3. Recommendation Serving with Access Control

%%{init: {'flowchart': {'nodeSpacing': 22, 'rankSpacing': 22, 'curve': 'linear'}, 'themeVariables': {'fontSize': '12px', 'lineColor': '#9E9E9E', 'edgeLabelBackground':'#ffffff', 'primaryBorderColor':'#BDBDBD', 'clusterBorder':'#E0E0E0', 'lineWidth':'0\.9px'}}}%%
flowchart TB
    A[Client / Platform Request] --> B[Authenticate User]
    B --> C[Read Recos from Redis]
    C --> D[Authorization Filter]
    D --> E[Return Visible Ranked Dataset List]

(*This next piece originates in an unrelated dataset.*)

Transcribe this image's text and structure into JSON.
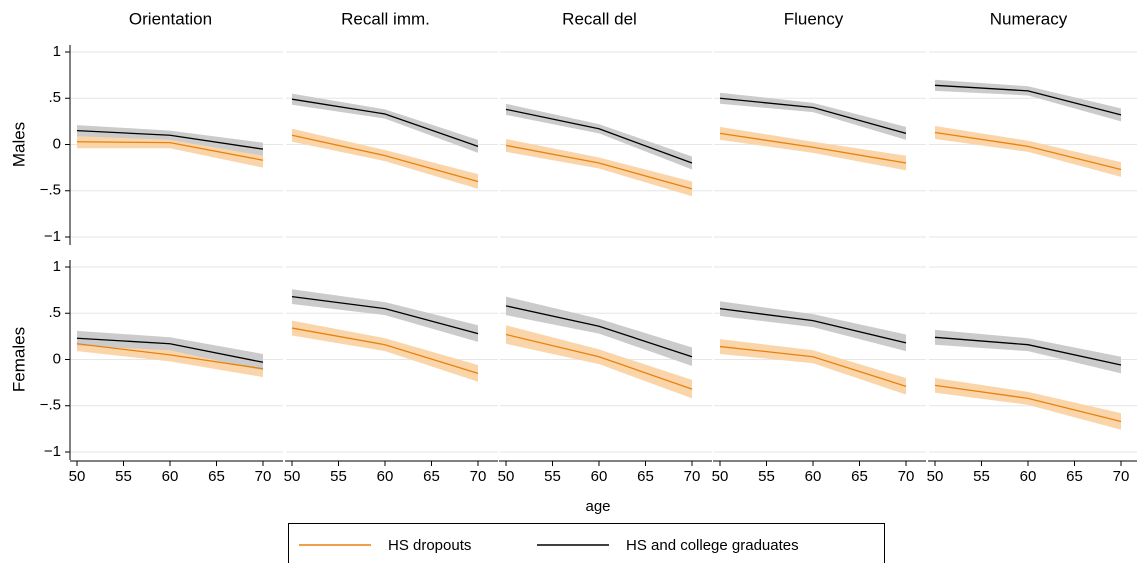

    classDef request fill:#E8F5E9,stroke:#43A047,stroke-width:2px,color:#1B5E20;
    classDef access fill:#E3F2FD,stroke:#1E88E5,stroke-width:2px,color:#0D47A1;
    classDef storage fill:#F3E5F5,stroke:#8E24AA,stroke-width:2px,color:#4A148C;
    classDef result fill:#FFF3E0,stroke:#FB8C00,stroke-width:2px,color:#E65100;

    class A request;
    class B,D access;
    class C storage;
    class E result;

This is the request-time path. The recommendation computations are performed ahead of time, while the API authenticates the requester and filters out datasets the user is not authorized to access.